White-ball cricket parked for now
Cummins is Australia’s ODI captain as well, yet the next twelve months are so Test-heavy that limited-overs appearances will be rationed. “It’s prioritising the Test matches and then outside of that, there won’t be too much,” he said. “There’s some white-ball cricket but I think some of that might be how you pull up from the Test matches.” A dash through the Big Bash, always a crowd-pleaser, now looks remote.

Hazlewood’s comeback watched closely
Hazlewood missed the entire Ashes with hamstring and Achilles issues but bowled the final for Royal Challengers Bengaluru in last month’s IPL, a useful sign for the national set-up. Cummins, who knows better than most how tricky a fast bowler’s body can be, was encouraged. “Bowling seems a funny one, you can get on a bit of a roll and play a lot,” he said. “The hardest thing for someone like Josh is actually getting up and going again. He’s had a few little niggles as he’s been building back up, so it’s been great to see him play a lot of cricket.”

What does 21 Tests look like?
Put simply, it is almost non-stop: roughly one Test every 17 days, with travel tucked in between. Workloads will be managed, recovery windows shortened and fringe bowlers kept warm. Cricket Australia sports-science staff will earn their keep monitoring overs, landing impact and fatigue. Yet Cummins remains upbeat. He has rested, rehabilitated and – still only 33 when the Bangladesh series begins – is confident that experience can make up for any rust.

If the captain does play the lot, he would finish the cycle having logged something near 800 overs. That would rival the busiest years of previous generations, albeit with better sports medicine and more recovery tools. For Cummins, though, the calculation is simple: Test cricket sits at the top of the pyramid, the next year is unique, and he would like to be part of every minute of it.

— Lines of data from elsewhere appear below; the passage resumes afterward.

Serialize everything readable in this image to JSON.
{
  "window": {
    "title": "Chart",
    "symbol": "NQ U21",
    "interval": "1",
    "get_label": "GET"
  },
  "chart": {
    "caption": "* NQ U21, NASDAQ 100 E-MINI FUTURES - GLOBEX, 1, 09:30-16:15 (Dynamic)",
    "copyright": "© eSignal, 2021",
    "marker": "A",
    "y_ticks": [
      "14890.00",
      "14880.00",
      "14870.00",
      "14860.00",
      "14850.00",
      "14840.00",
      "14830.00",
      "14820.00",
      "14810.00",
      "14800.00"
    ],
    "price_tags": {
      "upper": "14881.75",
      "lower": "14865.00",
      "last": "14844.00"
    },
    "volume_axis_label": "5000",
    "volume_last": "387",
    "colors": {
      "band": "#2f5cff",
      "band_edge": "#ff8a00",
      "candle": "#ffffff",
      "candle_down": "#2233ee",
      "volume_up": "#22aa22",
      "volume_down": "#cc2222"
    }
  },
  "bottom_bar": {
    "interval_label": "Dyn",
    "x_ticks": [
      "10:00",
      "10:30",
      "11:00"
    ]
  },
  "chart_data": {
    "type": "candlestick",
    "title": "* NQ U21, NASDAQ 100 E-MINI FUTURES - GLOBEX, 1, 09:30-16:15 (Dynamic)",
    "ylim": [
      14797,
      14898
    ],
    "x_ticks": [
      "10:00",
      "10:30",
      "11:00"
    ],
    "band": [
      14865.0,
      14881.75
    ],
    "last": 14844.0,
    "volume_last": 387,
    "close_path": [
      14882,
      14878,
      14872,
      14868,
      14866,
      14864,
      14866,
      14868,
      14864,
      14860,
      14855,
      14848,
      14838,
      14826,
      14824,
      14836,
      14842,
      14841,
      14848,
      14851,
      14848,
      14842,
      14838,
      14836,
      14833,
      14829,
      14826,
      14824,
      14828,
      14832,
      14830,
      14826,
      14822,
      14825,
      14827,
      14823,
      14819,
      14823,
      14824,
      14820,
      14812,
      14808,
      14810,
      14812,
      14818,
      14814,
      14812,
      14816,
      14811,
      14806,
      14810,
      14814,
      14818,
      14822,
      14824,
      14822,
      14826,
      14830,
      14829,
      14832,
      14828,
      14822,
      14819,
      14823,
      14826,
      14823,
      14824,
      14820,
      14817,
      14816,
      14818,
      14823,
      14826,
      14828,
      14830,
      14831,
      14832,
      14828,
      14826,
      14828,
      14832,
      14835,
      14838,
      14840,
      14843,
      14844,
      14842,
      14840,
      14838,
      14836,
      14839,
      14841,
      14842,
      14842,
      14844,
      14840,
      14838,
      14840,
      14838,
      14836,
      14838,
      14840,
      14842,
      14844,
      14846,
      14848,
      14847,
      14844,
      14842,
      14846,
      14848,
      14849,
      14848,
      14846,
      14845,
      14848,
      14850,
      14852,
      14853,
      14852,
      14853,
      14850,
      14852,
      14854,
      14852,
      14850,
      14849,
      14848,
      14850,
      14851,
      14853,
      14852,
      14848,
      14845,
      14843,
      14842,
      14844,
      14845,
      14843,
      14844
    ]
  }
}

There is room for pragmatism. Conditions in South Africa may suit a lively back-up quick, and a five-Test Ashes in England traditionally brings rotation. But the captain’s stated aim is clear. “I’m kind of hoping that I play all of them,” he repeated, without fanfare. The schedule might be unprecedented; the ambition, for a fast bowler who has lost enough time to injury already, feels entirely natural.